16.11.2013 | aktual.: 05.01.2016 15:55
Na stronie z pomocą Electronic Arts napisano (tłumaczenie z angielskiego):
Sony wypuściło aktualizację firmware'u dla PS4, której wymaga do działania wiele funkcji konsoli. Jednak update powoduje też problemy ze stabilnością podczas grania. To dotyczy wszystkich gier na PS4, również tych od EA, sprawiając że gry zawieszają się. (...) Niestety, jako że to firmware Sony, do naprawy wymagana jest nowa aktualizacja. Sony pracuje nad rozwiązaniem i naprawi problem najszybciej jak się da. (...) Takie wyjaśnienie na stronie EA daje do myślenia - wydawcy nie wchodzą raczej w ten sposób dyskusji z producentami konsol. Wkrótce oświadczenie zniknęło ze strony, a zamiast niego pojawiła się informacja, że poprzednia wiadomość pojawiła się w wyniku błędu. Hm, może "nieautoryzowanego użycia komputera", jak to się zwykło określać według ostatniej mody? EA odsyła teraz na stronę PlayStation po nowe informacje w temacie.

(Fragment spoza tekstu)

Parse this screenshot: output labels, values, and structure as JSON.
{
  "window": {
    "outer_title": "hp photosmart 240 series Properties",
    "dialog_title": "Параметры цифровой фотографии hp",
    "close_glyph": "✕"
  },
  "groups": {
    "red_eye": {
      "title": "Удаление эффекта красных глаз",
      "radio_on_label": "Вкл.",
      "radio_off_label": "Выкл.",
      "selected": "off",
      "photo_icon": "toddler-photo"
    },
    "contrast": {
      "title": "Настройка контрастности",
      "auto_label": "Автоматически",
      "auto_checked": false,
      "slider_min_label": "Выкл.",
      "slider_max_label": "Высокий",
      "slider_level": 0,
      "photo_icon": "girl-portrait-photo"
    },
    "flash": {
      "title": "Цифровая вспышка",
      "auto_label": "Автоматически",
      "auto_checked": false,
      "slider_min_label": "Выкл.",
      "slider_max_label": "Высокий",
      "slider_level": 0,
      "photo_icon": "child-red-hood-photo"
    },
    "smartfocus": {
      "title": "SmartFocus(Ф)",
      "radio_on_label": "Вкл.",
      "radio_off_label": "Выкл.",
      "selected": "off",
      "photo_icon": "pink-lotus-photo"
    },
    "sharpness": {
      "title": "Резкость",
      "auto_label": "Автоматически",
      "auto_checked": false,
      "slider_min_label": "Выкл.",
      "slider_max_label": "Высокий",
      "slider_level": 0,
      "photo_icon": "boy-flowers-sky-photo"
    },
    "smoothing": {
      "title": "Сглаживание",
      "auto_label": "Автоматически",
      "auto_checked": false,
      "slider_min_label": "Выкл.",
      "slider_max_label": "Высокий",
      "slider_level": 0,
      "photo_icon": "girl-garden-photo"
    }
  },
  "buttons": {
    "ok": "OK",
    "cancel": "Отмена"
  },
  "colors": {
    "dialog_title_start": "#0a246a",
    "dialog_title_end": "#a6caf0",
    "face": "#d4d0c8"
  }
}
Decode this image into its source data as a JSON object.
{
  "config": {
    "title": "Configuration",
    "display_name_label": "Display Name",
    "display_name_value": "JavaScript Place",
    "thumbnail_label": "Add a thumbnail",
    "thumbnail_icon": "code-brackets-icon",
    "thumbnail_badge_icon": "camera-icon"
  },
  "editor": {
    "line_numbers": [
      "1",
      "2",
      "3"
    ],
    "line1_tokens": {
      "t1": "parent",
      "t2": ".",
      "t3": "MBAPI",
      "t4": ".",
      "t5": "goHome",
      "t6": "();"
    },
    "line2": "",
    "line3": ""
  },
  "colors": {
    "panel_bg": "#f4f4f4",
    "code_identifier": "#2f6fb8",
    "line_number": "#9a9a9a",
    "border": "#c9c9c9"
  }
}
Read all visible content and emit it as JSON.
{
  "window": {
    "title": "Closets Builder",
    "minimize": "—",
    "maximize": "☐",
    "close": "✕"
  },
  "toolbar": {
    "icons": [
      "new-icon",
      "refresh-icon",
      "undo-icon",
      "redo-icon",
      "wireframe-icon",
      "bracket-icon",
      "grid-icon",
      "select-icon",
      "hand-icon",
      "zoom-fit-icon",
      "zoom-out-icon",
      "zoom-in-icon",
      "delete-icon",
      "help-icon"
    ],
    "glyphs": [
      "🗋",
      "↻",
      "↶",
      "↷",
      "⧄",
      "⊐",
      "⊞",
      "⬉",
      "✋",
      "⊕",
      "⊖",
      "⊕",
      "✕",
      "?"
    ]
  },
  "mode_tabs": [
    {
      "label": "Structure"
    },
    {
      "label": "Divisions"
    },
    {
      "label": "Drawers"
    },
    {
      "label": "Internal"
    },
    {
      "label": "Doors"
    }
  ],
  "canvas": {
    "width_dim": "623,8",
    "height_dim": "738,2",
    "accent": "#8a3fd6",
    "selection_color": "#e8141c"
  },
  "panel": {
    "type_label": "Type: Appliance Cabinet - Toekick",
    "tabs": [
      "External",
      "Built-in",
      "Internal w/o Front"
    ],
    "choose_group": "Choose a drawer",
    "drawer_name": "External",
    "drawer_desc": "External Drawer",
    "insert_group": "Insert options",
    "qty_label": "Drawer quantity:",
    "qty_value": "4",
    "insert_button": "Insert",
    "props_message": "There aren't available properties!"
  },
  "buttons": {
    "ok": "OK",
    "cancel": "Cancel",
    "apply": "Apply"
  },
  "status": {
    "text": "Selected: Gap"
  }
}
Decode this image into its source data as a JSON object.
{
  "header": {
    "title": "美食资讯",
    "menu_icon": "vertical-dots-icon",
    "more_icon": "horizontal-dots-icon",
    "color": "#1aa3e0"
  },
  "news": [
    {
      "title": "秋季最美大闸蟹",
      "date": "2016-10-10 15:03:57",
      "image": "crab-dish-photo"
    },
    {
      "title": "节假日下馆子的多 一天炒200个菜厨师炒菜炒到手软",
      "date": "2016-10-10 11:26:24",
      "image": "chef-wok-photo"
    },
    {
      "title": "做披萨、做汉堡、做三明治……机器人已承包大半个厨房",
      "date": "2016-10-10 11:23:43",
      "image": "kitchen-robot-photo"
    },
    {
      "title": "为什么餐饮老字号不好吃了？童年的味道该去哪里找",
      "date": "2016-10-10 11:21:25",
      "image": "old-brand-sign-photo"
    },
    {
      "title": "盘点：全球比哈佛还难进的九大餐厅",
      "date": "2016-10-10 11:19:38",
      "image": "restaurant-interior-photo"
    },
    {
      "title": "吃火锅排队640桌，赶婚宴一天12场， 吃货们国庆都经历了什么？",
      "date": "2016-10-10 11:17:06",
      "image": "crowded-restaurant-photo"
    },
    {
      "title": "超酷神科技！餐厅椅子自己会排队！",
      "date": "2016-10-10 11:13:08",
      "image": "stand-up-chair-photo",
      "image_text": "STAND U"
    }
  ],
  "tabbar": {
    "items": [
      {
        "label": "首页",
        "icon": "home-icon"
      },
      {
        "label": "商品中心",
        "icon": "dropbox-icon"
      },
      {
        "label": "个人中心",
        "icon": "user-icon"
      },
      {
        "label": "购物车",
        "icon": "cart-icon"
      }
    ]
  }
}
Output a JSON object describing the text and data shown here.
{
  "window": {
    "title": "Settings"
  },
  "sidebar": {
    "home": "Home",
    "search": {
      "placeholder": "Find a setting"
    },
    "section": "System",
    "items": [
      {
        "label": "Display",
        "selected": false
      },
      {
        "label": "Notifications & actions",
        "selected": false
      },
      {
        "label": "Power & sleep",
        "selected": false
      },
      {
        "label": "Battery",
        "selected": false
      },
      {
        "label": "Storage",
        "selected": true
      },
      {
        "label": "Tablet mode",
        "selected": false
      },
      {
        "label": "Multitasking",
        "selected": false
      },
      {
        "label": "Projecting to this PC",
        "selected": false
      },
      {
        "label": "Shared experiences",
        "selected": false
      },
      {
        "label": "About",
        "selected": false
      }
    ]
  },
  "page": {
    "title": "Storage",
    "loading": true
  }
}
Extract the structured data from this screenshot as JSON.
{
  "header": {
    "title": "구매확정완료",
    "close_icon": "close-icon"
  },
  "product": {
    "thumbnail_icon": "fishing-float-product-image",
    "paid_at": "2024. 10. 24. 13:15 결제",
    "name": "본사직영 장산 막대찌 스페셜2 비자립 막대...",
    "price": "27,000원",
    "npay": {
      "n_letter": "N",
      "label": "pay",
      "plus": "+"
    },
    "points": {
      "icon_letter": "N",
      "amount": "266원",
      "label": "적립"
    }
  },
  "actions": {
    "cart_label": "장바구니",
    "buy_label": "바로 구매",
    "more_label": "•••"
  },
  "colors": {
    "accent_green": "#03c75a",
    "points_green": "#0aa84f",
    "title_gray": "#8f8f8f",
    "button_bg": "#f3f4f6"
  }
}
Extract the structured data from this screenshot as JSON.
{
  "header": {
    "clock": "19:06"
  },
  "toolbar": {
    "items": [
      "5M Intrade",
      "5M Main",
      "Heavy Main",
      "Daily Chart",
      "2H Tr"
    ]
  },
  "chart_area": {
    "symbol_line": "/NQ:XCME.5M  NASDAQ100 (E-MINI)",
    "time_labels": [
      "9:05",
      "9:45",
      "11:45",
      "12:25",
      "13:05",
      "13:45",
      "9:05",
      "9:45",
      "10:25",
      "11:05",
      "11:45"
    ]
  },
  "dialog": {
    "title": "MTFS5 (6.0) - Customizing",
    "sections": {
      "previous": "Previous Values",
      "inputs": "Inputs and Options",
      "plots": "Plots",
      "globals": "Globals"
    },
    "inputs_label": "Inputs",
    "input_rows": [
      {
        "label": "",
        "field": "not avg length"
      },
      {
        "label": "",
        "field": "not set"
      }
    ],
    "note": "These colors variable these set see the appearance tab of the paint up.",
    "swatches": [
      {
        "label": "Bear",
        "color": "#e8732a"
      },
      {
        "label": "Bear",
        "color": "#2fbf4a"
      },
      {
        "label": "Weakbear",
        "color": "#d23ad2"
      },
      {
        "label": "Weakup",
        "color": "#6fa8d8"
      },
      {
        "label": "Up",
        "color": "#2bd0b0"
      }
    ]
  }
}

Sprawa wymaga komentarza. A nawet kilku. Po pierwsze, może być tak, że informacja zamieszczona przez EA to wewnętrzna korespondencja między Sony a wydawcami, która nie powinna ujrzeć światła dziennego, ale ktoś czegoś nie przypilnował. Zdarza się. Po drugie, opisywany problem nie jest szeroki i trudno w ogóle powiedzieć wprost, że istnieje - gry nie zawieszają się hurtowo i można mówić co najwyżej o pojedynczych przypadkach. Sądząc po wpisach na forach - występujących w takiej samej częstotliwości, jak na bieżącej generacji konsol. Po trzecie, prawdziwym problemem jest raczej stabilność PlayStation Network - Wojtek Kubarek, który już ma konsolę, cały czas nie może się połączyć z siecią, dlatego pierwsze wrażenia na Polygamii z testowania PS4 pojawią później niż to planowaliśmy. Po czwarte, cała sprawa dotyczy na razie amerykańskiego rynku i nie trzeba się aż tak bardzo przejmować. Aczkolwiek rękę na pulsie warto trzymać.
Po piąte, to zawsze zabawne, gdy EA narzeka, że u kogoś innego coś nie działa.